Nun ist der Aufbau einer Beziehung (im weitesten Sinne) zu einer virtuellen Person nichts Neues: Wer hätte sich als Kind nicht in eine Figur aus Film, Fernsehen oder einem Buch verliebt, oder als Heranwachsender intensive Gefühle für eine Sängerin oder einen Sänger entwickelt, die er oder sie in der überwältigenden Mehrzahl der Fälle einzig und allein aus Medien kennt?

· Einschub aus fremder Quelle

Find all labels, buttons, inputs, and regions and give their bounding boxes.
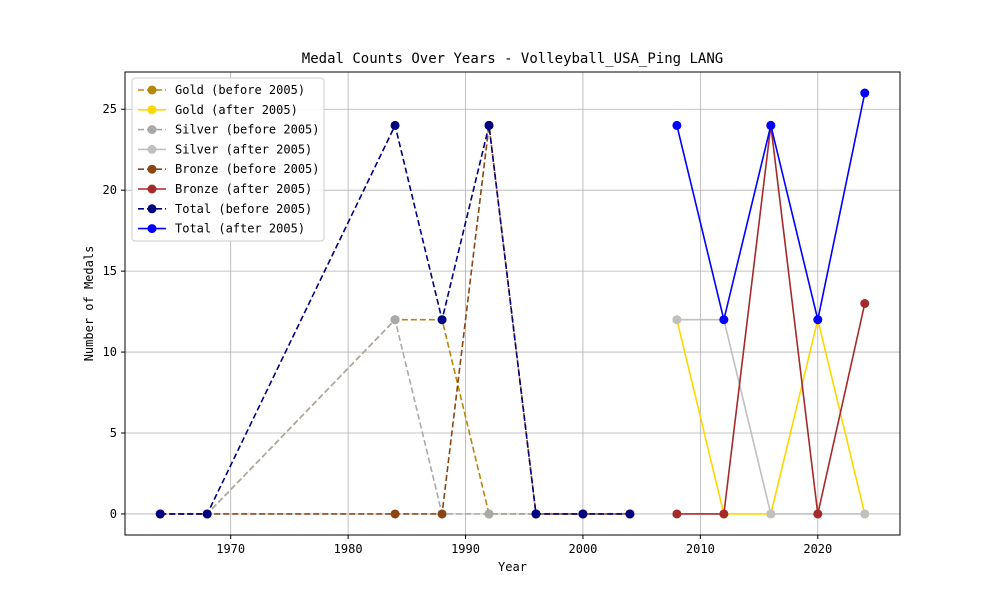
legend-marker [147, 85, 157, 95]
data-point [437, 315, 447, 325]
y-tick-label: 5 [110, 426, 117, 440]
y-tick-label: 0 [110, 507, 117, 521]
data-point [766, 509, 776, 519]
x-tick-label: 2000 [569, 542, 598, 556]
data-point [860, 88, 870, 98]
legend-entry: Total (after 2005) [138, 222, 305, 236]
ticks: 1970 1980 1990 2000 2010 2020 0 5 10 15 20 25 [103, 102, 833, 556]
data-point [390, 509, 400, 519]
x-tick-label: 1990 [451, 542, 480, 556]
legend-marker [147, 125, 157, 135]
y-tick-label: 10 [103, 345, 117, 359]
data-point [719, 509, 729, 519]
legend-label: Gold (before 2005) [175, 83, 305, 97]
data-point [860, 299, 870, 308]
x-tick-label: 1980 [334, 542, 363, 556]
data-point [578, 509, 588, 519]
data-point [766, 120, 776, 130]
legend-label: Silver (after 2005) [175, 142, 312, 156]
legend-entry: Total (before 2005) [138, 202, 312, 216]
x-axis-label: Year [498, 560, 527, 574]
plot-frame [124, 71, 901, 536]
series-6 [155, 120, 635, 519]
legend-marker [147, 184, 157, 194]
legend-entry: Bronze (before 2005) [138, 162, 320, 176]
x-tick-label: 2020 [803, 542, 832, 556]
legend-label: Bronze (before 2005) [175, 162, 320, 176]
legend-entry: Silver (after 2005) [138, 142, 312, 156]
data-point [390, 315, 400, 325]
data-point [531, 509, 541, 519]
legend-label: Total (before 2005) [175, 202, 312, 216]
data-point [437, 509, 447, 519]
data-point [484, 509, 494, 519]
series-line [160, 123, 630, 515]
data-point [155, 509, 165, 519]
legend: Gold (before 2005) Gold (after 2005) Silve… [131, 77, 325, 242]
legend-marker [147, 224, 157, 234]
data-point [202, 509, 212, 519]
series-7 [672, 88, 870, 325]
legend-label: Bronze (after 2005) [175, 182, 312, 196]
series-layer [155, 88, 870, 519]
data-point [813, 315, 823, 325]
data-point [672, 509, 682, 519]
data-point [719, 315, 729, 325]
legend-marker [147, 105, 157, 115]
data-point [813, 509, 823, 519]
data-point [625, 509, 635, 519]
chart-title: Medal Counts Over Years - Volleyball_USA… [302, 51, 723, 67]
legend-marker [147, 204, 157, 214]
legend-marker [147, 144, 157, 154]
legend-entry: Gold (before 2005) [138, 83, 305, 97]
legend-entry: Silver (before 2005) [138, 123, 320, 137]
y-tick-label: 20 [103, 183, 117, 197]
legend-label: Gold (after 2005) [175, 103, 298, 117]
legend-label: Total (after 2005) [175, 222, 305, 236]
x-tick-label: 2010 [686, 542, 715, 556]
y-axis-label: Number of Medals [82, 246, 96, 362]
legend-entry: Bronze (after 2005) [138, 182, 312, 196]
data-point [672, 315, 682, 325]
data-point [672, 120, 682, 130]
y-tick-label: 15 [103, 264, 117, 278]
x-tick-label: 1970 [216, 542, 245, 556]
legend-entry: Gold (after 2005) [138, 103, 298, 117]
y-tick-label: 25 [103, 102, 117, 116]
legend-marker [147, 164, 157, 174]
legend-box [131, 77, 325, 242]
legend-label: Silver (before 2005) [175, 123, 320, 137]
data-point [484, 120, 494, 130]
data-point [390, 120, 400, 130]
data-point [860, 509, 870, 519]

Nur stellen die neuen virtuellen Popstars in aller Deutlichkeit die Frage, ob es bei einer Figur, der man nach allen Gestzen der Wahrscheinlichkeit nie & nimmer persönlich begegnen wird, für das Ausmaß der Bindung zu dieser Figur noch irgendeinen Unterschied macht, ob diese Figur real ist oder eben virtuell. Zur Freude der Industrie lautet die Antwort damals wie heute: Nein, das spielt keine Rolle, und deswegen funktionierten damals Poster, Starschnitte und Figuren, und heute eben Konzerte virtueller Künstler.
Und in Zukunft wird wohl noch mehr funktionieren. Es gehört nicht viel Fantasie dazu sich vorzustellen, dass Entwicklungen von Firmen wie
Boston Dynamics über militärische Anwendungen hinausreichen werden – vielleicht wird es in 20 Jahren Konzerte von Miku Hatsune geben, auf denen Roboter auf der Bühne umjubelt werden.
Ob sich die Aufführungspraxis "klassischer" Musik mit ihren Konzertsälen solange halten wird?
Diese wird sich wohl solange halten, wie Menschen bereit sein werden, Geld dafür zu bezahlen, andere Menschen in realer Anwesenheit beim Musizieren zu beobachten.
Waum? Weil dort demonstriert wird, zu welchen Leistungen
Menschen in der Lage sind. Damit meine ich ausdrücklich nicht, dass ein Konzertpianist eine Leistung erbringen würde, die eine Maschine nicht ebenso oder vielleicht sogar besser (im Sinne von "schneller" oder "präziser") erbringen könnte, sondern dass im Konzertsaal die menschliche Leistung als solche vorgeführt, genossen, gefeiert und verglichen wird, im Sinne von: Ist Lang Lang ein besserer Pianist als Ivo Pogorelich, hat Martha Argerich die beste Interpretation von Tschaikowskis erstem Klavierkonzert geliefert und so weiter und so fort.
Hinzu kommt das schwer in Worte zu fassende Phänomen, dabei zu sein, wenn ein Interpret ein bekanntes Werk so interpretiert, dass entweder völlig neue Facetten eines Stücks sichtbar werden, oder dass bereits bekannte Facetten in einem neuen Licht erscheinen, so dass man das Gefühl hat, ein Stück Musik zum ersten Mal in seiner ganzen Schönheit zu hören.